Beneficiaries of significant reforms to PNG’s superannuation sector in the early 2000s, the two funds between them now play a major role, alongside smaller sector-based funds, as equity investors and property developers in the local economy.
“Despite the ups and downs in PNG, it’s our home, and we intend to continue evolving and growing with the country.”
“Before the reforms, the whole industry size was K1 billion; now we are K19 billion,” notes Rajeev Sharma, CEO of Nasfund. “In terms of the number of members, it’s close to a million. It could and should be far more.”
Meanwhile, the resources revenues that have flowed into state-owned Mineral Resources Development Company (MRDC), which manages the beneficial interests of landowners and provincial governments, have enabled it to build one of PNG’s most substantial asset portfolios.
It is the developer of the premium Star Mountain Plaza development in Port Moresby, has its own power company, Dirio Gas and Power, and has widespread investments in property, logistics, healthcare and tourism. In 2024, it announced itself as a resources developer, agreeing to a 50 per cent stake in the Pasca A gas project.
Another major domestic investor, Steamships Trading Company, was already a household name in PNG at the time of its independence. Founded in 1918 with one vessel, Steamships had by the 1970s grown into a diversified conglomerate.
In 1975, it posted a then-record profit and its archives record that it donated both cash and goods to the country’s independence celebrations. In recent years, ASX- and PNGX-listed Steamships has restructured around its property, logistics and hospitality divisions.
“Our strategy hasn’t changed,” says Steamships’ Managing Director Chris Daniells. “We’re a long-term investor, we build assets that have 20 to 30 years of economic life and we have committed shareholders.
“Despite the ups and downs in PNG, it’s our home, and we intend to continue evolving and growing with the country.”
International powerhouse
With a presence in PNG since the 1920s, global energy giant ExxonMobil and its predecessors have made a substantial impact in the country since independence. In 1978, subsidiary Chevron Niugini was involved in the exploration for oil in Southern Highlands Province, which resulted in PNG’s first commercial oil production at Kutubu in 1992.
In 2004, work by subsidiary Esso Highlands and its venture partners began on what would become PNG’s first liquefied gas project and largest ever international investment, PNG LNG. The project exported its first gas to Asian markets in 2014 and has been operating above nameplate capacity ever since.
State-owned enterprises
Alongside the private sector, several state-owned enterprises (SOEs) have developed since independence to play a key role in PNG’s economy, particularly in resources, energy and infrastructure.

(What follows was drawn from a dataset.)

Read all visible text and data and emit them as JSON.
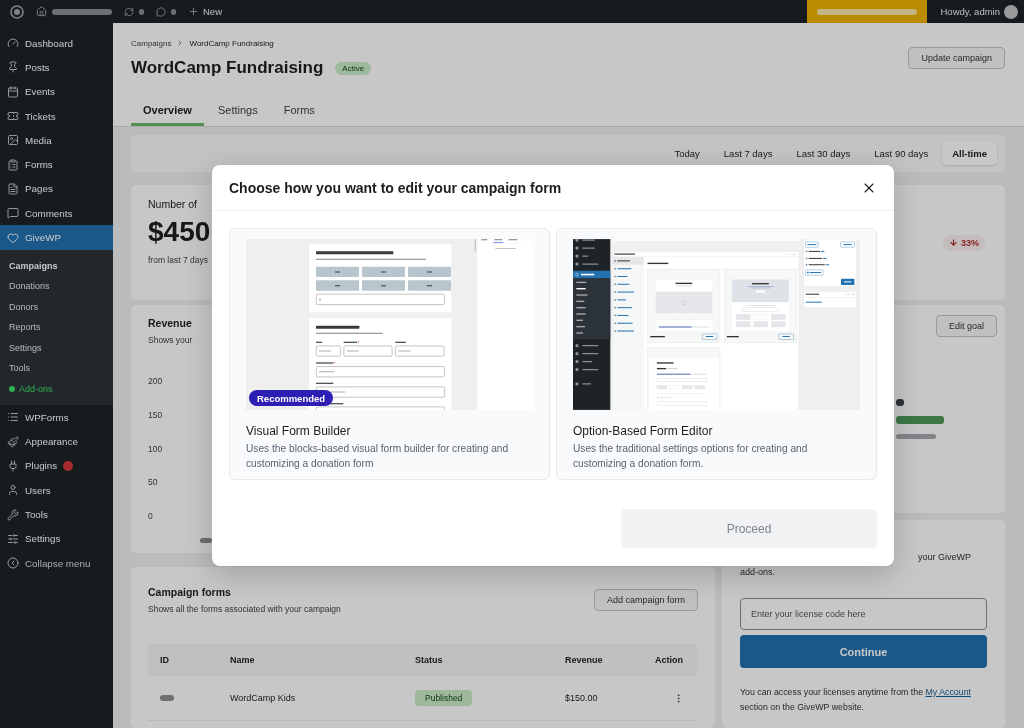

In addition to MRDC, these are companies that fall under the ‘Kumul’ banner – Kumul Petroleum Holdings (in petroleum and gas), Kumul Minerals Holdings (in mining), as well as the many SOEs grouped under Kumul Consolidated Holdings, which include national airline Air Niugini, PNG Ports Corporation, utility PNG Power, telco Telikom PNG and telecommunications wholesaler PNG DataCo.
Landowner companies
Landowner companies, or ‘lancos’, are a unique feature of PNG’s business landscape. They have emerged as a result of the way land is owned in PNG (97 per cent is customarily owned). Where customary land is used for a commercial project, local business participation in that commercial project is often included as a condition of land use.
As a result, local landowner groups have come to establish successful businesses servicing the commercial project – and often others across the country too.
Notable examples include the Anitua Group, Hides Gas Development Company, Laba Holdings, Trans Wonderland Ltd and NKW Group.